Aung San Suu Kyi trasferita agli arresti domiciliari in Myanmar
La giunta militare del Myanmar ha annunciato ieri il trasferimento di Aung San Suu Kyi, detenuta dal colpo di Stato del 1° febbraio 2021, agli arresti domiciliari. Questa decisione è stata interpretata come un gesto di umanità, anche se è considerata insufficiente rispetto alle richieste di libertà totale. Il figlio di Suu Kyi, Kim Aris, ha espresso la sua preoccupazione per le condizioni di salute della madre, dichiarando: «Non so dove si trovi mia madre. Non so come stia. Non so nemmeno se sia ancora in vita». Desidera poterla vedere e comunicare con lei, sottolineando la situazione critica della leader, che ha 80 anni e è in isolamento dal momento del suo arresto, 5 anni fa, riporta Attuale.
Per gli avvocati della Nobel per la Pace, la notizia del trasferimento costituisce un passo positivo, anche se giunta dopo «cinque anni di inferno» sotto il regime militare, che ha portato a una guerra civile in corso, con un numero elevato di morti e sfollati. L’Associazione per l’assistenza ai prigionieri politici indica che, dall’inizio del golpe, in Myanmar sono state arrestate oltre 22.000 persone.
Il comunicato della giunta stabilisce che Aung San Suu Kyi è stata spostata dalla prigione principale della capitale Naypyitaw a una residenza designata per il resto della pena, in occasione di una festività religiosa buddhista. L’esatta ubicazione non è stata specificata, ma si afferma che il trasferimento è una forma di considerazione umanitaria e un segno di benevolenza dello Stato.
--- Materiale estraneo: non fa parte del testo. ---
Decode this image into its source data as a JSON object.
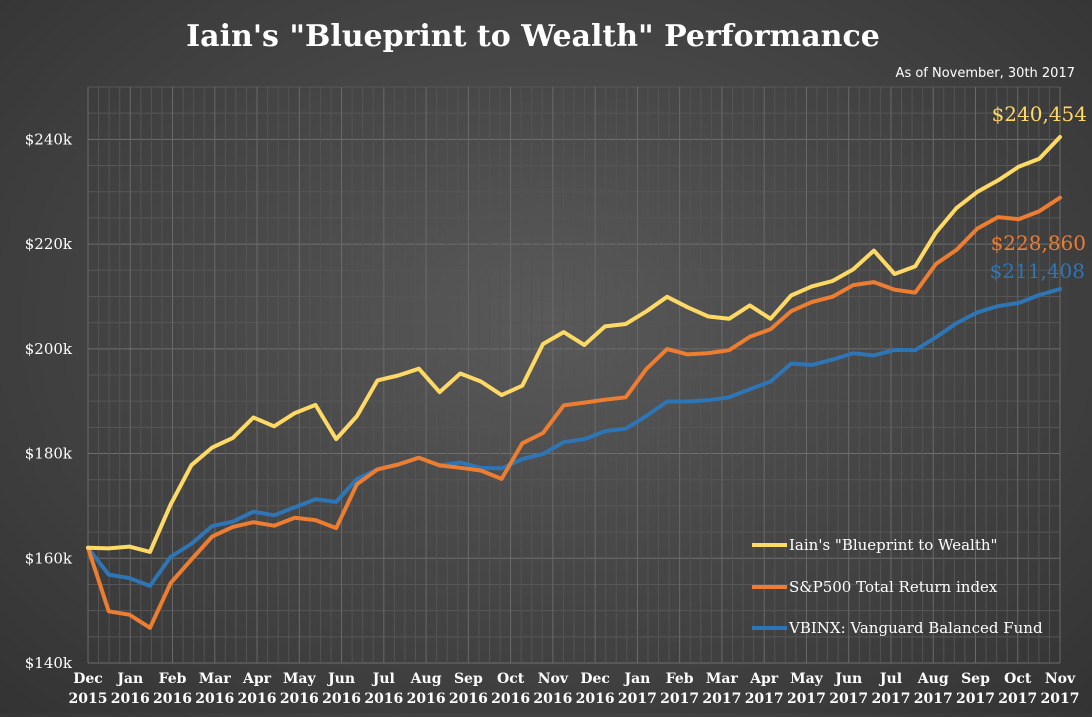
{
  "chart_data": {
    "type": "line",
    "title": "Iain's \"Blueprint to Wealth\" Performance",
    "subtitle": "As of November, 30th 2017",
    "xlabel": "",
    "ylabel": "",
    "ylim": [
      140000,
      250000
    ],
    "y_ticks": [
      140000,
      160000,
      180000,
      200000,
      220000,
      240000
    ],
    "y_tick_labels": [
      "$140k",
      "$160k",
      "$180k",
      "$200k",
      "$220k",
      "$240k"
    ],
    "x_tick_labels": [
      [
        "Dec",
        "2015"
      ],
      [
        "Jan",
        "2016"
      ],
      [
        "Feb",
        "2016"
      ],
      [
        "Mar",
        "2016"
      ],
      [
        "Apr",
        "2016"
      ],
      [
        "May",
        "2016"
      ],
      [
        "Jun",
        "2016"
      ],
      [
        "Jul",
        "2016"
      ],
      [
        "Aug",
        "2016"
      ],
      [
        "Sep",
        "2016"
      ],
      [
        "Oct",
        "2016"
      ],
      [
        "Nov",
        "2016"
      ],
      [
        "Dec",
        "2016"
      ],
      [
        "Jan",
        "2017"
      ],
      [
        "Feb",
        "2017"
      ],
      [
        "Mar",
        "2017"
      ],
      [
        "Apr",
        "2017"
      ],
      [
        "May",
        "2017"
      ],
      [
        "Jun",
        "2017"
      ],
      [
        "Jul",
        "2017"
      ],
      [
        "Aug",
        "2017"
      ],
      [
        "Sep",
        "2017"
      ],
      [
        "Oct",
        "2017"
      ],
      [
        "Nov",
        "2017"
      ]
    ],
    "grid": true,
    "legend_position": "bottom-right",
    "series": [
      {
        "name": "Iain's \"Blueprint to Wealth\"",
        "color": "#ffd966",
        "end_label": "$240,454",
        "points": [
          [
            "Dec 2015",
            162000
          ],
          [
            "mid Dec 2015",
            162000
          ],
          [
            "Jan 2016",
            162000
          ],
          [
            "mid Jan 2016",
            161500
          ],
          [
            "Feb 2016",
            170000
          ],
          [
            "mid Feb 2016",
            178000
          ],
          [
            "Mar 2016",
            181000
          ],
          [
            "mid Mar 2016",
            183000
          ],
          [
            "Apr 2016",
            187000
          ],
          [
            "mid Apr 2016",
            185000
          ],
          [
            "May 2016",
            188000
          ],
          [
            "mid May 2016",
            189000
          ],
          [
            "Jun 2016",
            183000
          ],
          [
            "mid Jun 2016",
            187000
          ],
          [
            "Jul 2016",
            194000
          ],
          [
            "mid Jul 2016",
            195000
          ],
          [
            "Aug 2016",
            196000
          ],
          [
            "mid Aug 2016",
            192000
          ],
          [
            "Sep 2016",
            195000
          ],
          [
            "mid Sep 2016",
            194000
          ],
          [
            "Oct 2016",
            191000
          ],
          [
            "mid Oct 2016",
            193000
          ],
          [
            "Nov 2016",
            201000
          ],
          [
            "mid Nov 2016",
            203000
          ],
          [
            "Dec 2016",
            201000
          ],
          [
            "mid Dec 2016",
            204000
          ],
          [
            "Jan 2017",
            205000
          ],
          [
            "mid Jan 2017",
            207000
          ],
          [
            "Feb 2017",
            210000
          ],
          [
            "mid Feb 2017",
            208000
          ],
          [
            "Mar 2017",
            206000
          ],
          [
            "mid Mar 2017",
            206000
          ],
          [
            "Apr 2017",
            208000
          ],
          [
            "mid Apr 2017",
            206000
          ],
          [
            "May 2017",
            210000
          ],
          [
            "mid May 2017",
            212000
          ],
          [
            "Jun 2017",
            213000
          ],
          [
            "mid Jun 2017",
            215000
          ],
          [
            "Jul 2017",
            219000
          ],
          [
            "mid Jul 2017",
            214000
          ],
          [
            "Aug 2017",
            216000
          ],
          [
            "mid Aug 2017",
            222000
          ],
          [
            "Sep 2017",
            227000
          ],
          [
            "mid Sep 2017",
            230000
          ],
          [
            "Oct 2017",
            232000
          ],
          [
            "mid Oct 2017",
            235000
          ],
          [
            "Nov 2017",
            236000
          ],
          [
            "end Nov 2017",
            240454
          ]
        ]
      },
      {
        "name": "S&P500 Total Return index",
        "color": "#ed7d31",
        "end_label": "$228,860",
        "points": [
          [
            "Dec 2015",
            162000
          ],
          [
            "mid Dec 2015",
            150000
          ],
          [
            "Jan 2016",
            149000
          ],
          [
            "mid Jan 2016",
            147000
          ],
          [
            "Feb 2016",
            155000
          ],
          [
            "mid Feb 2016",
            160000
          ],
          [
            "Mar 2016",
            164000
          ],
          [
            "mid Mar 2016",
            166000
          ],
          [
            "Apr 2016",
            167000
          ],
          [
            "mid Apr 2016",
            166000
          ],
          [
            "May 2016",
            168000
          ],
          [
            "mid May 2016",
            167000
          ],
          [
            "Jun 2016",
            166000
          ],
          [
            "mid Jun 2016",
            174000
          ],
          [
            "Jul 2016",
            177000
          ],
          [
            "mid Jul 2016",
            178000
          ],
          [
            "Aug 2016",
            179000
          ],
          [
            "mid Aug 2016",
            178000
          ],
          [
            "Sep 2016",
            177000
          ],
          [
            "mid Sep 2016",
            177000
          ],
          [
            "Oct 2016",
            175000
          ],
          [
            "mid Oct 2016",
            182000
          ],
          [
            "Nov 2016",
            184000
          ],
          [
            "mid Nov 2016",
            189000
          ],
          [
            "Dec 2016",
            190000
          ],
          [
            "mid Dec 2016",
            190000
          ],
          [
            "Jan 2017",
            191000
          ],
          [
            "mid Jan 2017",
            196000
          ],
          [
            "Feb 2017",
            200000
          ],
          [
            "mid Feb 2017",
            199000
          ],
          [
            "Mar 2017",
            199000
          ],
          [
            "mid Mar 2017",
            200000
          ],
          [
            "Apr 2017",
            202000
          ],
          [
            "mid Apr 2017",
            204000
          ],
          [
            "May 2017",
            207000
          ],
          [
            "mid May 2017",
            209000
          ],
          [
            "Jun 2017",
            210000
          ],
          [
            "mid Jun 2017",
            212000
          ],
          [
            "Jul 2017",
            213000
          ],
          [
            "mid Jul 2017",
            211000
          ],
          [
            "Aug 2017",
            211000
          ],
          [
            "mid Aug 2017",
            216000
          ],
          [
            "Sep 2017",
            219000
          ],
          [
            "mid Sep 2017",
            223000
          ],
          [
            "Oct 2017",
            225000
          ],
          [
            "mid Oct 2017",
            225000
          ],
          [
            "Nov 2017",
            226000
          ],
          [
            "end Nov 2017",
            228860
          ]
        ]
      },
      {
        "name": "VBINX: Vanguard Balanced Fund",
        "color": "#2e75b6",
        "end_label": "$211,408",
        "points": [
          [
            "Dec 2015",
            162000
          ],
          [
            "mid Dec 2015",
            157000
          ],
          [
            "Jan 2016",
            156000
          ],
          [
            "mid Jan 2016",
            155000
          ],
          [
            "Feb 2016",
            160000
          ],
          [
            "mid Feb 2016",
            163000
          ],
          [
            "Mar 2016",
            166000
          ],
          [
            "mid Mar 2016",
            167000
          ],
          [
            "Apr 2016",
            169000
          ],
          [
            "mid Apr 2016",
            168000
          ],
          [
            "May 2016",
            170000
          ],
          [
            "mid May 2016",
            171000
          ],
          [
            "Jun 2016",
            171000
          ],
          [
            "mid Jun 2016",
            175000
          ],
          [
            "Jul 2016",
            177000
          ],
          [
            "mid Jul 2016",
            178000
          ],
          [
            "Aug 2016",
            179000
          ],
          [
            "mid Aug 2016",
            178000
          ],
          [
            "Sep 2016",
            178000
          ],
          [
            "mid Sep 2016",
            177500
          ],
          [
            "Oct 2016",
            177000
          ],
          [
            "mid Oct 2016",
            179000
          ],
          [
            "Nov 2016",
            180000
          ],
          [
            "mid Nov 2016",
            182000
          ],
          [
            "Dec 2016",
            183000
          ],
          [
            "mid Dec 2016",
            184000
          ],
          [
            "Jan 2017",
            185000
          ],
          [
            "mid Jan 2017",
            187000
          ],
          [
            "Feb 2017",
            190000
          ],
          [
            "mid Feb 2017",
            190000
          ],
          [
            "Mar 2017",
            190000
          ],
          [
            "mid Mar 2017",
            191000
          ],
          [
            "Apr 2017",
            192000
          ],
          [
            "mid Apr 2017",
            194000
          ],
          [
            "May 2017",
            197000
          ],
          [
            "mid May 2017",
            197000
          ],
          [
            "Jun 2017",
            198000
          ],
          [
            "mid Jun 2017",
            199000
          ],
          [
            "Jul 2017",
            199000
          ],
          [
            "mid Jul 2017",
            199500
          ],
          [
            "Aug 2017",
            200000
          ],
          [
            "mid Aug 2017",
            202000
          ],
          [
            "Sep 2017",
            205000
          ],
          [
            "mid Sep 2017",
            207000
          ],
          [
            "Oct 2017",
            208000
          ],
          [
            "mid Oct 2017",
            209000
          ],
          [
            "Nov 2017",
            210000
          ],
          [
            "end Nov 2017",
            211408
          ]
        ]
      }
    ]
  }
}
Aung San Suu Kyi, figlia dell’eroe dell’indipendenza del Myanmar, il generale Aung San, ha trascorso quasi 15 anni agli arresti domiciliari tra il 1989 e il 2010. La sua opposizione al regime militare l’ha consacrata come simbolo della lotta non violenta per la democrazia, premiata con il Nobel per la Pace nel 1991. Tuttavia, il figlio Kim Aris avverte che «trasferirla non significa liberarla, mia madre rimane tuttora un ostaggio della giunta militare».